Nic: That’s a big problem. Do you encounter that in a lot of places, or it is truly just a handful of websites that have that problem?

Desi: I think it isn’t all places. I’ve been a programmer, but I have not been a web programmer, but I think all the places where there is an assumption or there is a functionality that we should start searching for results as soon as the user starts pressing a key, people suffer from this. Pinterest is also searching from this issue. Google should also suffer, but what I’ve seen is Google somehow recognizes. Let’s say if I enter, to use the earlier example, if I enter the word “Donald Trump” and press “search,” Google does search for the words “Donald Trump.” I am not sure why Facebook and Pinterest don’t.

Nic: That’s an interesting perspective that I actually had not heard about, so I’ll be looking into that. Thank you for that. Desi, if there was one thing you would like to get designers or developers to remember about accessibility, what would that be?

Desi: Actually, since I have been a developer earlier, I think well, obviously, the web designers should be aware that if they put accessibility right from the starting of their project, that is going to be much better, but what I have seen is that maybe with efforts like yours, we are at a stage in 2018 where there is a good amount of awareness with the web designers, but the tools that they’re using, those tools are not, for lack of a better word, accessibility, accessibility feature compatible.

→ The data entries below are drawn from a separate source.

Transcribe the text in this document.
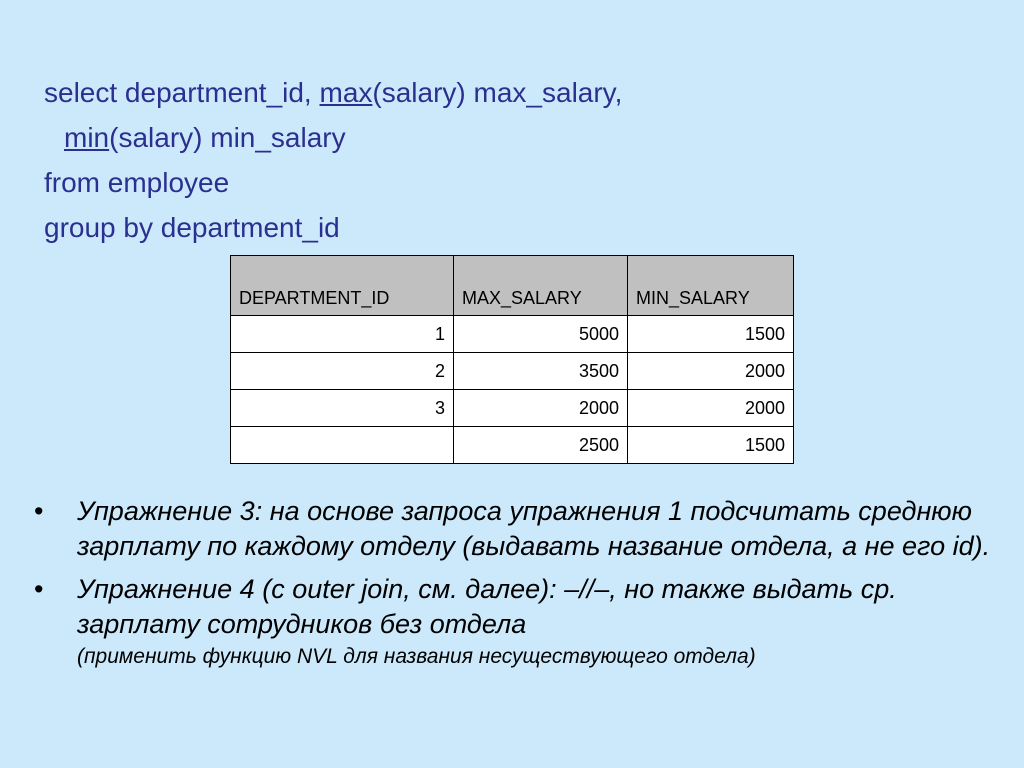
select department_id, max(salary) max_salary,
min(salary) min_salary
from employee
group by department_id
DEPARTMENT_ID	MAX_SALARY	MIN_SALARY
1	5000	1500
2	3500	2000
3	2000	2000
	2500	1500
• Упражнение 3: на основе запроса упражнения 1 подсчитать среднюю зарплату по каждому отделу (выдавать название отдела, а не его id).
• Упражнение 4 (с outer join, см. далее): –//–, но также выдать ср. зарплату сотрудников без отдела
(применить функцию NVL для названия несуществующего отдела)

It’s more … instead of the web designers, I would say that the people who are creating tools, they need to be aware that downstream when their end users were web designers, when they are going to design something for their end users, which is website owners and then eventually people like me, the end consumer, we are not going to find this useful and again, when we go up the chain, that ultimately leads to a loss in revenue for the website owner as well as the web designer and then the tools developed. I guess that’s where the problem may be.

Nic: Well, thank you for that short chat just to give a quick soundbite about accessibility and give people a new perspective on some issues with using speech recognition to interact with computers. Desi, I really appreciated this chat. Thank you and hopefully, you have a good rest of your day.

Desi: Thanks a lot.

Nic: That’s it for now. Thanks for listening.